How do we support one another in our search for a simpler life?

Advices
The testimony of simplicity is like a bell that calls us to awareness of the Center. It challenges us to ask "what matters?" It reminds us that much of what worries us and stresses us is not all that important. It asks us to recognize the burdens we carry needlessly and lay them down: our anxiety about our appearance, our struggle to afford what we do not need, comparisons between our lifestyle and the lifestyles of others, squabbles born of tension and stress, worries that leave us exhausted and unable to find time for what matters in our lives. Simplicity is not about an antique form of dress or speech.

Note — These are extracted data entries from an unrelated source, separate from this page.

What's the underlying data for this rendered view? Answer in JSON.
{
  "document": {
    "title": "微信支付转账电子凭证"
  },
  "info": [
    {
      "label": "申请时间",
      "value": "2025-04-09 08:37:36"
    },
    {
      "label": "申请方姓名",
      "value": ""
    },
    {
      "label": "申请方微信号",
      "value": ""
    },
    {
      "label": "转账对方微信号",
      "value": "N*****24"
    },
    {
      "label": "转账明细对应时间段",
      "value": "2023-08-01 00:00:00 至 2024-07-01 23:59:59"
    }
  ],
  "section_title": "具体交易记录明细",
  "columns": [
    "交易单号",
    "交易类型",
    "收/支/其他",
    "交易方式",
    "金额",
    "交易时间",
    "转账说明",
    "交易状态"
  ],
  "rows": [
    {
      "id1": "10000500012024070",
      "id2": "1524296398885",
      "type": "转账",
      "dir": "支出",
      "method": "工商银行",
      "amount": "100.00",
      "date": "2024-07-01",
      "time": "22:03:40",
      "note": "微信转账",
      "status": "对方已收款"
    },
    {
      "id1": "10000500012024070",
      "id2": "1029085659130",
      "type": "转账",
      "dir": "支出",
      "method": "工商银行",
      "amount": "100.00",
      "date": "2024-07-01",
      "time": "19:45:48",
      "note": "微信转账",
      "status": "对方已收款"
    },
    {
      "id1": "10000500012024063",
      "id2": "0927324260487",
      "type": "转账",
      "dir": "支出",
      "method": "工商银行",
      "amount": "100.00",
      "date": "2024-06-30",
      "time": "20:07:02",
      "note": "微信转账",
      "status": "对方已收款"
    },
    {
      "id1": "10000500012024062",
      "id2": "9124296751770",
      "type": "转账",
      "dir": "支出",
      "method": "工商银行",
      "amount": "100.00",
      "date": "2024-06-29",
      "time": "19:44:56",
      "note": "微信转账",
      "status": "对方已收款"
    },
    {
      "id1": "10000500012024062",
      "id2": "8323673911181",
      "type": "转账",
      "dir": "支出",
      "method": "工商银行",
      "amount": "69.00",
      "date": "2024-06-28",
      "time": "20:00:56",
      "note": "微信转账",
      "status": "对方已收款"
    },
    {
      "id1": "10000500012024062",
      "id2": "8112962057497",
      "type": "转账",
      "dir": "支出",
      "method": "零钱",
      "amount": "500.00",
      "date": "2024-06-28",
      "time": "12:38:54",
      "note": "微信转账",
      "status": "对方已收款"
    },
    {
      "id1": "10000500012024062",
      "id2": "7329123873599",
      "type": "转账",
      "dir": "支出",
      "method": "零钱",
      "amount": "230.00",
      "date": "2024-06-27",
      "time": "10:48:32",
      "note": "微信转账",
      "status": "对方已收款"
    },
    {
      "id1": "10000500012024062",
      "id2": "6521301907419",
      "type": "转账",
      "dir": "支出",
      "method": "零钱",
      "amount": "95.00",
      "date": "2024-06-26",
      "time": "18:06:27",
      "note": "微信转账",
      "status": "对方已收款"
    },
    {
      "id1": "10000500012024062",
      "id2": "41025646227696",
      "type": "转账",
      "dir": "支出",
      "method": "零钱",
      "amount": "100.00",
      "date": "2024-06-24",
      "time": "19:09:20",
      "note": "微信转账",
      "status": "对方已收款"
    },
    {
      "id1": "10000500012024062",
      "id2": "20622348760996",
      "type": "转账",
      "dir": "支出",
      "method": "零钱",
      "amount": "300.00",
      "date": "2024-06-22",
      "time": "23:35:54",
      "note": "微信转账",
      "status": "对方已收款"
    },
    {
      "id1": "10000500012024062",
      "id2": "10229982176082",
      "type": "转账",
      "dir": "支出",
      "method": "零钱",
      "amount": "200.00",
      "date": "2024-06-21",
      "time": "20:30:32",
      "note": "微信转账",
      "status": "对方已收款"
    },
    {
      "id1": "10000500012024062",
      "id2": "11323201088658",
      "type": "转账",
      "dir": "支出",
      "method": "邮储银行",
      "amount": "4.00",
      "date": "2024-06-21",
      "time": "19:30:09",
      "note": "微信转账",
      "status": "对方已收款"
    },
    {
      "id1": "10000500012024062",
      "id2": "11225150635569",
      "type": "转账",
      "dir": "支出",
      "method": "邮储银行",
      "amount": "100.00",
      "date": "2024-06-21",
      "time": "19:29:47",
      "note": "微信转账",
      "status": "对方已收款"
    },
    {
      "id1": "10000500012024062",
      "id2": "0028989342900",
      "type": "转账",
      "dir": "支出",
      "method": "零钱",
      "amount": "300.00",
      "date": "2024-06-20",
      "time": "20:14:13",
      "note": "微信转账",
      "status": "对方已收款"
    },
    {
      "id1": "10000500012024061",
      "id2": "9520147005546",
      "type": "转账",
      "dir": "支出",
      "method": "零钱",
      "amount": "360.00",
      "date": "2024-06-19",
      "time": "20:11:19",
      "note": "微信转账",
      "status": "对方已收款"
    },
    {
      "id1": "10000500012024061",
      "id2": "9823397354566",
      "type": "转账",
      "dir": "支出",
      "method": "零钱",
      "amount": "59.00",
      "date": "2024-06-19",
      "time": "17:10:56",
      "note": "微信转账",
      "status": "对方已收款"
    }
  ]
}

It is a reminder that today, as surely as hundreds of years ago, we can choose to allow God to order our lives. It asks us to set aside time for prayer and spiritual discipline that open us to wisdom and guidance beyond our own. Today, as then, it refers to a life lit from within by the Inward Light, ordered by the Love that nourishes the core, and freed by the Spirit from bondage to the superficial.

Voices
My mind through the power of Truth was in a good degree weaned from the desire of outward greatness, and I was learning to be content with real conveniences that were not costly; so that a way of life free from much Entanglements appeared best for me, tho' the income was small. I had several offers of business that appeared profitable, but saw not my way clear to accept of them, as believing the business proposed would be attended with more outward care & cumber than was required of me to engage in. I saw that a humble man, with the Blessing of the Lord, might live on a little, and that where the heart was set on greatness, success in business did not satisfy the craving; but that commonly with an increase of wealth, the desire for wealth increased. There was a care on my mind so to pass my time, as to things outward, that nothing might hinder me from the most steady attention to the voice of the True Shepherd.
John Woolman, c. 1744

How much interior emigration there is all about us! Students emigrate to the future and are not present where they are. Displaced persons live in the past and refuse to let go to the new homeland and to live where they are. Parents are not present here and now but are living for the day when the children are raised, or when they will retire, or when they will be free of this or that, but remain numb and glazed and absent from the living moment. To be present is to be vulnerable, to be able to be hurt, to be willing to be spent -- but it is also to be awake, alive, and engaged actively in the immediate assignment that has been laid upon us.
Douglas Steere, 1967

Jesus spoke to the heart of the matter when he taught us that if the eye were single, the whole body would be full of light (Matthew 6:22). Dietrich Bonhoeffer, before he died at the hands of the Nazis, said, "To be simple is to fix one's eye solely on the simple truth of God at a time when all concepts are being confused, distorted, and turned upside down."